Qu’il s’agisse des airbus ou d’équipements nucléaires, les transferts technologiques avec la Chine soulèvent des craintes. Certains évoquent une déperdition de valeur ajoutée. D’autres suggèrent de murer les frontières. Pourtant tout comme la recherche et l’innovation, le transfert technologique participe de la compétitivité d’une entreprise.
Forte des interactions croissantes des connaissances, aujourd’hui, la durée de vie d’une technique se raccourcit. Inexorablement mouvant, tout procédé s’améliore, s’étoffe. Dès lors la vente d’une technologie éprouvée se conçoit comme une étape naturelle, nullement dramatique. De surcroît, rentable ! En 2003, la balance des paiements technologiques de la France affichait un excédent de 870 millions d’euros. Déjà la Chine est la première source de transferts technologiques pour l’union européenne. Enfin, les transferts ouvrent la voie à de nouveaux marchés. Au cours des 10 premiers mois 2006, la Chine a signé en totalité 8.692 contrats de transferts technologiques pour un montant de 18,74 milliards. A la clef, l’accès à un marché dont les consommateurs de produits et de services devraient atteindre 700 milliards d’ici 2015.

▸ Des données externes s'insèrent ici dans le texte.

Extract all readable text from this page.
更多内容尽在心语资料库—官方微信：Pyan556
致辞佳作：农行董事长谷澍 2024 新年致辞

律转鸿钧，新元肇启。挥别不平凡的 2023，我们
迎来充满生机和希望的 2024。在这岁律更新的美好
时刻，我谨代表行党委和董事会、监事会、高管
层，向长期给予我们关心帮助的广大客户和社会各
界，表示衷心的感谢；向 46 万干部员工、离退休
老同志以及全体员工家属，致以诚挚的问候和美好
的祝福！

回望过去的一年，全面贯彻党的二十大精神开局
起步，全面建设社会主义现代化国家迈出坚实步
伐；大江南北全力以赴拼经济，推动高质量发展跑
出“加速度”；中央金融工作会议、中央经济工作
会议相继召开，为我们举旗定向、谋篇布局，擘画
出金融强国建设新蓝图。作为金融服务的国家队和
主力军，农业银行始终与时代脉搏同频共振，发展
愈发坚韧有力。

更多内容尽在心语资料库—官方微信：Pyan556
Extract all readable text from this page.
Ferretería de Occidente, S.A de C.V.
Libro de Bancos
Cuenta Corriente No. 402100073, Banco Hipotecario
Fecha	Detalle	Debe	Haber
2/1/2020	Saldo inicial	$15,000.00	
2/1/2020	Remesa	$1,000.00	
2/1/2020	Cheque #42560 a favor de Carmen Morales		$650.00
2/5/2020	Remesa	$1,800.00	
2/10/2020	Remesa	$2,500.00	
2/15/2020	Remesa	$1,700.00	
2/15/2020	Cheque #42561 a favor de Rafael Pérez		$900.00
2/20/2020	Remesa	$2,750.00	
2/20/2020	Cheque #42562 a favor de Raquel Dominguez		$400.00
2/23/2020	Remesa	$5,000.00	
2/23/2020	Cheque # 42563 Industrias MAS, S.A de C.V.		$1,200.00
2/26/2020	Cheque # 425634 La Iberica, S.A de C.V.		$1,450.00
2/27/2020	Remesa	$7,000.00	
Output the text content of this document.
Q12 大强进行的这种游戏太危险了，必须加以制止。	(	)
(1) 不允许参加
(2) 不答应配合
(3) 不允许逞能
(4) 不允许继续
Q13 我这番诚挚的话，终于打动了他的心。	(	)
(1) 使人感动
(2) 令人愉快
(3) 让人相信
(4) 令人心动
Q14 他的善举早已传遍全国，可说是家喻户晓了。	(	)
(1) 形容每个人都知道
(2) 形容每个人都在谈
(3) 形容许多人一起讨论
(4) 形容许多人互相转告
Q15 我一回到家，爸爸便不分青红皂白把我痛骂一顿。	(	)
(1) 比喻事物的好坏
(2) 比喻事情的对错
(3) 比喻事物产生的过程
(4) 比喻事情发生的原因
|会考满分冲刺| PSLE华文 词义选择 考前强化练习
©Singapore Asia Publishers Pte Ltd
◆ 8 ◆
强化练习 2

Cependant des entreprises usent de cette arme pour diminuer leurs coûts, notamment, leur charge salariale. Beaucoup s’y prêtent sur fonds de défaillance technologique. Faute d’un pari volontaire sur l’innovation, maîtrisant imparfaitement leur destin, elles délocalisent technologie et activités dans l’espoir de se maintenir. De ce même pas, elles exportent aussi des problèmes environnementaux, jouant sur une supposée bienveillance du pays d’accueil. Calcul aléatoire ! Non seulement elles s’étiolent mais elles bousculent aussi leurs sous traitants, obligés à leur tour de trancher dans le vif. De fil en aiguille, le démembrement s’annonce. Dans le sillage, des licenciements.